The failure here is multilayered. Part of it is a funding problem. Federal research funding in psychiatry has been heavily tilted toward basic neuroscience and drug development, understanding the brain, finding new molecules, at the expense of studying the everyday clinical realities of how people actually experience medications, including what happens when they try to stop. Tapering and deprescribing just aren’t where the prestige or the grant money has been. Nearly four decades after the approval of Prozac, there is not a single high-quality randomized controlled trial that compares specific methods of tapering patients off antidepressants. That’s a remarkable gap.
Part of it is ideological. There’s been a prevailing attitude in psychiatry that withdrawal is rare and mild, “low on the list of priorities,” as a group of prominent psychiatrists once put it in a letter to the New York Times. This dismissiveness has been enormously damaging. Patients who experience severe withdrawal have been told it’s just their depression coming back, or that what they’re experiencing isn’t real. Clinicians who are trained to see medications primarily as solutions naturally have difficulty recognizing them as sources of harm.
Part of it is methodological. The tools we have to measure withdrawal are inadequate. We don’t have good ways to distinguish withdrawal from relapse. We don’t know what tapering strategies actually work best under rigorous conditions.
Fixing this would require making research into iatrogenic harm, that is, harm caused by medical treatments, a genuine funding priority. It would require developing better measurement tools, running proper tapering trials, updating clinical guidelines, and training clinicians to take deprescribing as seriously as prescribing. Deprescribing should be the bread and butter of every working psychiatrist, not outsourced to fringe critics of the profession.

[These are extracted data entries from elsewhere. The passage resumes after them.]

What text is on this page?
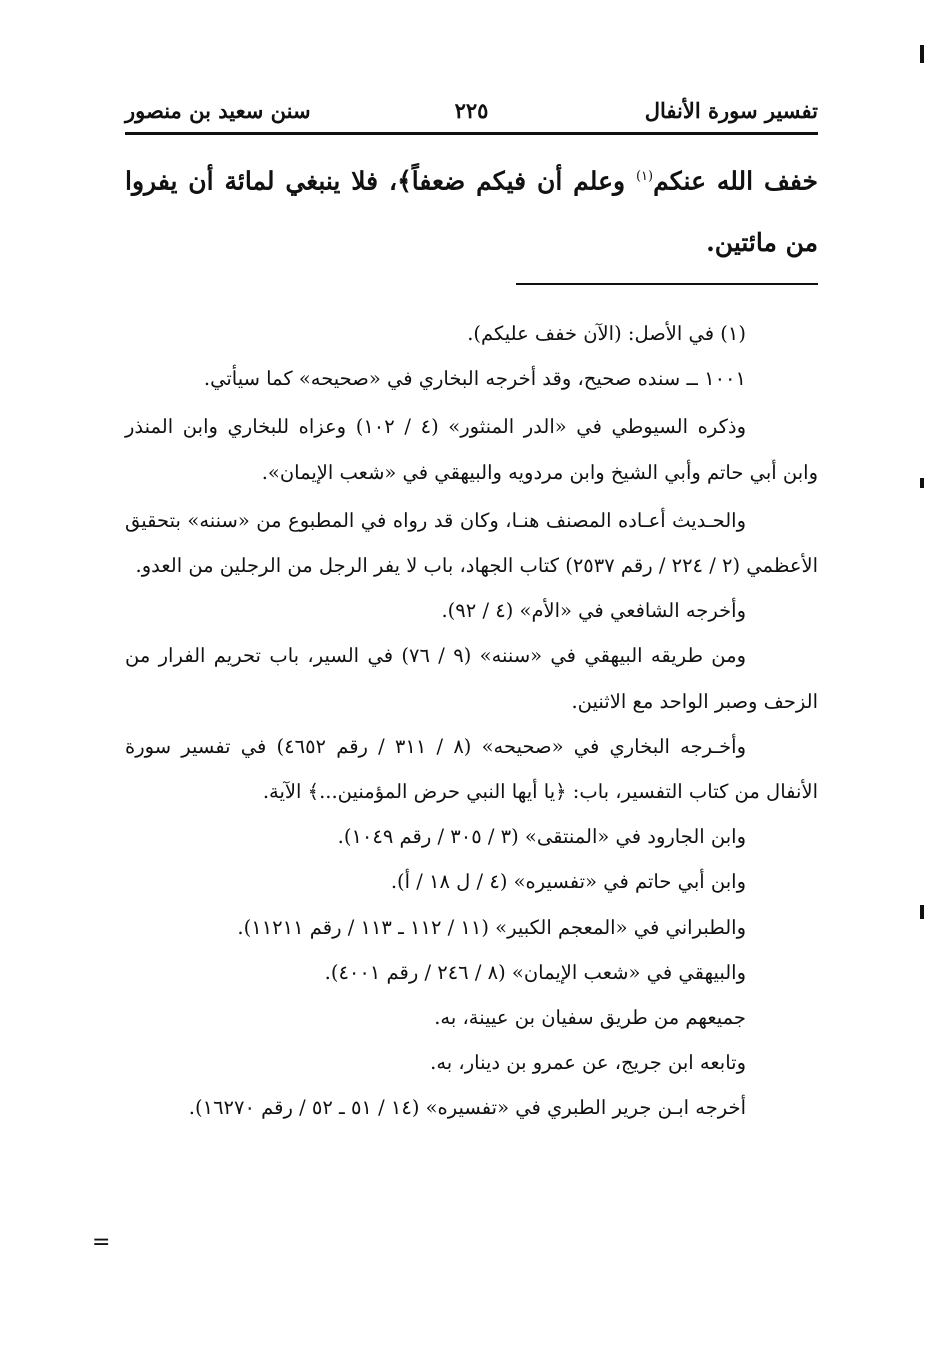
تفسير سورة الأنفال
٢٢٥
سنن سعيد بن منصور
خفف الله عنكم$^{(١)}$ وعلم أن فيكم ضعفاً﴾، فلا ينبغي لمائة أن يفروا من مائتين.

(١) في الأصل: (الآن خفف عليكم).

١٠٠١ ــ سنده صحيح، وقد أخرجه البخاري في «صحيحه» كما سيأتي.

وذكره السيوطي في «الدر المنثور» (٤ / ١٠٢) وعزاه للبخاري وابن المنذر وابن أبي حاتم وأبي الشيخ وابن مردويه والبيهقي في «شعب الإيمان».

والحـديث أعـاده المصنف هنـا، وكان قد رواه في المطبوع من «سننه» بتحقيق الأعظمي (٢ / ٢٢٤ / رقم ٢٥٣٧) كتاب الجهاد، باب لا يفر الرجل من الرجلين من العدو.

وأخرجه الشافعي في «الأم» (٤ / ٩٢).

ومن طريقه البيهقي في «سننه» (٩ / ٧٦) في السير، باب تحريم الفرار من الزحف وصبر الواحد مع الاثنين.

وأخـرجه البخاري في «صحيحه» (٨ / ٣١١ / رقم ٤٦٥٢) في تفسير سورة الأنفال من كتاب التفسير، باب: ﴿يا أيها النبي حرض المؤمنين...﴾ الآية.

وابن الجارود في «المنتقى» (٣ / ٣٠٥ / رقم ١٠٤٩).

وابن أبي حاتم في «تفسيره» (٤ / ل ١٨ / أ).

والطبراني في «المعجم الكبير» (١١ / ١١٢ ـ ١١٣ / رقم ١١٢١١).

والبيهقي في «شعب الإيمان» (٨ / ٢٤٦ / رقم ٤٠٠١).

جميعهم من طريق سفيان بن عيينة، به.

وتابعه ابن جريج، عن عمرو بن دينار، به.

أخرجه ابـن جرير الطبري في «تفسيره» (١٤ / ٥١ ـ ٥٢ / رقم ١٦٢٧٠).

=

Speaking of critics of the profession, how do you see the MAHA movement and RFK Jr. fitting into this? Is their war on antidepressants complicating psychiatry’s ability to course-correct?
I’m deeply concerned about the direction of that movement. RFK Jr. has said things about antidepressants that resonate with many people who’ve been harmed by them. He’s echoing language that has circulated in prescribed-harm communities for a long time. But RFK Jr. and the MAHA movement are not equipped to navigate the clinical and scientific complexity here. Their political agenda and funding decisions will not lead to better research and better clinical care. They will, in all likelihood, lead to confusion, distrust, stigma, polarization, and possibly restricted access to medications for people who need them.